Shoulder impingement syndrome presents with shoulder pain which is worsened by activities involving frequent abduction and external rotation of the arms.
Diagnosis of shoulder impingement syndrome is essentially by physical examination and imaging studies. Nerve block with lidoaine is also diagnostically useful in distinguishing shoulder impingement syndrome from other differential diagnoses.
Treatment of shoulder impingement syndrome is largely conservative, however corticosteroid injections and surgery are considered in recalcitrant cases.
Shoulder impingement syndrome is a common shoulder condition in adults who take part in sporting and certain job activities.
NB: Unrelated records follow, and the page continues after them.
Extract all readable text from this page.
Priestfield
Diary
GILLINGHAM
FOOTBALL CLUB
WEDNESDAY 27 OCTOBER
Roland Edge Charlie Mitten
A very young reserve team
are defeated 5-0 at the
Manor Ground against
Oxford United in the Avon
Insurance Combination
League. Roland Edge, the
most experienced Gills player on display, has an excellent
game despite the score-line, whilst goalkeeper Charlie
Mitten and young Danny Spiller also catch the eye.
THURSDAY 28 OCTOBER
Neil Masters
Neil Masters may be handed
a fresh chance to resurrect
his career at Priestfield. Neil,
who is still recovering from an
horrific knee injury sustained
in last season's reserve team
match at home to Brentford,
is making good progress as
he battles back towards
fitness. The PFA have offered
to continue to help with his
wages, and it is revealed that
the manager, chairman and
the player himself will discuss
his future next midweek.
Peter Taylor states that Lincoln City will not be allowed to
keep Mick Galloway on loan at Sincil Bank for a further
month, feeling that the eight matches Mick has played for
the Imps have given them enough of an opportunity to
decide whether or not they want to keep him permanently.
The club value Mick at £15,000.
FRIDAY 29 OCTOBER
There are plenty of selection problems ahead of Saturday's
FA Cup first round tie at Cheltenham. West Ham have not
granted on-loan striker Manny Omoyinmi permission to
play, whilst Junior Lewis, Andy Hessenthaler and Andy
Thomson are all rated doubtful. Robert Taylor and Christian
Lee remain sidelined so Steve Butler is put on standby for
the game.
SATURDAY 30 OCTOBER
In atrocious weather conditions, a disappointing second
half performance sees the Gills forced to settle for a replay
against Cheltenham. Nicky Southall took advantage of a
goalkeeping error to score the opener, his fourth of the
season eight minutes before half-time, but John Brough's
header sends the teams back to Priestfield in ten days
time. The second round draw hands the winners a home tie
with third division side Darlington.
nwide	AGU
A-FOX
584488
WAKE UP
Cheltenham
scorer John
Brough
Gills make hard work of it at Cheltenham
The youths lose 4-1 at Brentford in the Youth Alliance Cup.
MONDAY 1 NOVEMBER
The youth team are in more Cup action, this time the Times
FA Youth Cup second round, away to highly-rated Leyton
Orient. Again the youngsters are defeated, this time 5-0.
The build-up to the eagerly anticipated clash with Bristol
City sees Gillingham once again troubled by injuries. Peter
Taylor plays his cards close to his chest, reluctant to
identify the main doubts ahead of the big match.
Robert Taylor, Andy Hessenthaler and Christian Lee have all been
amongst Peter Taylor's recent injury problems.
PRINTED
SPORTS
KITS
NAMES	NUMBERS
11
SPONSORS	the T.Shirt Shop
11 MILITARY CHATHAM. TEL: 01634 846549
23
This condition is characterized by compression or impingement of a component of the shoulder architecture causing symptoms mainly shoulder pain which is worse on moving the shoulder.
The main structures impinged in this syndrome are the rotator cuff muscles, a group of 4 muscles which serve to rotate the arm and move it outward.
There is a space in the shoulder called the impingement interval or supraspinatus outlet which becomes narrow as the arm is moved away form the body (abducted). This space occurs between the head of the humerus and some joints in the shoulder. Any condition which causes further narrowing of the impingement space would cause impingement or compression of the content of the space which is the supraspinatus tendon.
The factors which predispose to shoulder impingement include bony deformities or diseases in the shoulder and laxity of the structures which stabilize the shoulder.
Shoulder impingement syndrome is most commonly seen in young adults under the age of 40 years who take part in sporting activities which requires frequent outward movement and rotation of the arms. These spots include racket sports, baseball, swimming, and javelin throws.
Typical symptoms of shoulder impingement includes shoulder pain which is worsened by moving the arms above the head or behind the back. Weakness of the shoulder and difficulty moving the shoulder in all directions are also common symptoms of this disease.
Shoulder impingement is diagnosed by imaging studies including the X-rays and the magnetic resonance imaging (MRI). The doctors could also perform physical tests manoeuvering the arms and shoulder to detect if the pain is caused by impingement. Another test is by injecting an anesthetic drug into the shoulder to see if pain would subside. If the pain doesn't subside, shoulder impingement is unlikely. X-rays would help show the bony deformities of the injured tendons in the shoulder.
In the early stages of shoulder impingement, treatment would include resting the shoulder, avoiding the aggravating activities, using over-the-counter pain killers, and application of ice packs. A physiotherapy program is also necessary at this stage to strengthen the shoulder muscles which also serve to stabilize the shoulder. The ice packs should be applied several times on the affected shoulder for up to 20 minutes each time.
In cases where the above treatment strategies fail and in the late stages of the disease, injecting corticosteroid solution into the shoulder helps to relieve the pain. If symptoms still remain unresolved after a period of regular steroid injections, doctors would investigate for other causes of the symptoms, and surgery is opted for. In these persistent cases, tears of the rotator cuff tendons may be the culprit.